According to the documents – released as the result of Freedom of Information Act request – the DHS often uses public social media accounts to collect information about Black Lives Matter activities. The DHS has conducted social media surveillance of events in Ferguson, Baltimore, Washington DC, and New York, the Intercept reported.
On August 11, the day after the fatal shooting of unarmed black teenager Michael Brown, a DHS officer used information from Twitter and Vine to monitor the riots that ensued in Ferguson. The officer also used social media to create a map marking the sites where conflicts occurred, per the documents.
Days later, a DHS email reported on the "National Moment of Silence," nationwide silent vigils planned in response to Brown's shooting. The email listed the cities with planned vigils and noted that they were being spread on social media with the hashtag #NMOS14.
Baher Azmy, a legal director at the Center for Constitutional Rights, said the DHS creating this body of knowledge about perfectly legal events is a problem in and of itself.
"What they call situational awareness is Orwellian speak for watching and intimidation," Azmy told the Intercept.
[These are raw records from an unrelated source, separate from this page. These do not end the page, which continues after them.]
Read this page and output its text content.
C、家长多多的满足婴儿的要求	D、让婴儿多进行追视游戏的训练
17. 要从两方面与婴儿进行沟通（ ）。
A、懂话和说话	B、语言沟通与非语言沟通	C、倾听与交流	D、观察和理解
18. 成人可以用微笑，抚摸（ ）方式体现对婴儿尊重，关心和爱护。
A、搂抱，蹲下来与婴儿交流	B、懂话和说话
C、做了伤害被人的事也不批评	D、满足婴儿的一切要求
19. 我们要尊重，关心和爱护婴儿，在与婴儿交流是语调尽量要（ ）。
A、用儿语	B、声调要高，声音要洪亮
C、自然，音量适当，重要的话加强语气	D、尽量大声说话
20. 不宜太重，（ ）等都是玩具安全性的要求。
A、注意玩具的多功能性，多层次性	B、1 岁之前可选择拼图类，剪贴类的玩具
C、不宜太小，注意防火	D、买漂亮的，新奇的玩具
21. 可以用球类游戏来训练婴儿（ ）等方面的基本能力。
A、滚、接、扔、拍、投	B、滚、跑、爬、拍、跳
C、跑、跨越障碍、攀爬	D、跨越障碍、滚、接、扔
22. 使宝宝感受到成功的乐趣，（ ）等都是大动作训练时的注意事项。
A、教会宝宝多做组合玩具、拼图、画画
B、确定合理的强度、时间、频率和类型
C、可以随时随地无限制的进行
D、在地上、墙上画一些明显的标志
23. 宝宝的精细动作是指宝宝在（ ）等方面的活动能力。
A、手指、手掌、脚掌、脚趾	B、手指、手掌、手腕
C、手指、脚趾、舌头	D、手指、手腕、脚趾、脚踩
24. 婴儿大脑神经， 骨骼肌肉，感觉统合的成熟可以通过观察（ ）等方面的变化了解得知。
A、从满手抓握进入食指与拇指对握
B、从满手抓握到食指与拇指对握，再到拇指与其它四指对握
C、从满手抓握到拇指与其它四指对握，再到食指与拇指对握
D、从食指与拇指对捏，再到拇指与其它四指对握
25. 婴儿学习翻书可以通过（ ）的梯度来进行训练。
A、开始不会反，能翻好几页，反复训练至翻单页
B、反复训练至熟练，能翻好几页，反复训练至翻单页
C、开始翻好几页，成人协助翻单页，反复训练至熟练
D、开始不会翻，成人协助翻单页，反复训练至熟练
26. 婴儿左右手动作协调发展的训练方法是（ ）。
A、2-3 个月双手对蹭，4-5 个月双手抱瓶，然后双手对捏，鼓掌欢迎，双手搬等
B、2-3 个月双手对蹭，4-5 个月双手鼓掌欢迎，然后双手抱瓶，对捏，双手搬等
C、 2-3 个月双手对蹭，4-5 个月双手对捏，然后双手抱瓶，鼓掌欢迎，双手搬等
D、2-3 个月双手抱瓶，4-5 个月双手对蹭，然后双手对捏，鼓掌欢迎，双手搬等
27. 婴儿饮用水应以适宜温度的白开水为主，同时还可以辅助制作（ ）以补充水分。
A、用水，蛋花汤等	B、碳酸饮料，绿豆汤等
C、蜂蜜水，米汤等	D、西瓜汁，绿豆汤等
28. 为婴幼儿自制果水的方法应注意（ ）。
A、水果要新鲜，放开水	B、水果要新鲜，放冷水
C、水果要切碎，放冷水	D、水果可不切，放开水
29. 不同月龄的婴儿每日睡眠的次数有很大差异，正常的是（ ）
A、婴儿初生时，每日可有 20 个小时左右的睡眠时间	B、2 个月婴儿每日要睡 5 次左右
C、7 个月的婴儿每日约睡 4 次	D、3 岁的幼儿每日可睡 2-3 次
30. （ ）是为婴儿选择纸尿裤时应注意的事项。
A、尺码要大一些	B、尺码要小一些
"Over time there's a serious harm to the associational rights of the protesters and it's an effective way to chill protest movements. The average person would be less likely to go to a Black Lives Matter protest if the government is monitoring social media, Facebook, and their movements."
The documents also show that the DHS provided live updates and Google Maps images of Black Lives Matter protesters' movements during an April 29 demonstration in Washington, DC.
This real-time information was compiled even though the FBI said there was "no information suggesting violent behavior is planned for Washington, DC" and that prior anti-police brutality protests in the wake of Ferguson "have been peaceful in nature."
The FBI also explicitly pointed out that the event was a "First Amendment-protected event."
"It is concerning that the government would be diverting resources towards surveilling citizens who are assembling and expressing their First Amendment rights," Maurice Mitchell, an organizer with Blackbird, a group that helps support activism against police violence in communities across the country, was quoted as saying by the Intercept.
"The fact that our government is doing this – I can only assume to disrupt us – is pretty alarming… Directly after 9/11, people said, 'If you're not doing anything wrong you have nothing to worry about.' Well, now we're fighting back against police brutality and extrajudicial killings, yet they are using this supposedly anti-terrorist infrastructure against us."
In April, after 25-year-old African-American Freddie Gray died from injuries sustained while in Baltimore police custody, DHS deployed more than 400 officers to the city to respond to Black Lives Matter activism, the Intercept reported.
Brendan McQuade, a DePaul University professor who researches the DHS, believes that the agency monitors Black Lives Matter so closely because the terrorist threats the DHS was created to stop are exceedingly remote.
Mitchell, the Blackbird activist, said the ongoing surveillance is designed to not only to keep tabs on black activists, but also to deter them from pushing forward.
"Surveillance is a tool of fear. When the police are videotaping you at a protest or pulling you over because you're a well known activist – all of these techniques are designed to create a chilling effect on people's organizing," he told the Intercept.
"This is no different. The level of surveillance, however, isn't going to stop us. After all, we organize because our lives depend on it."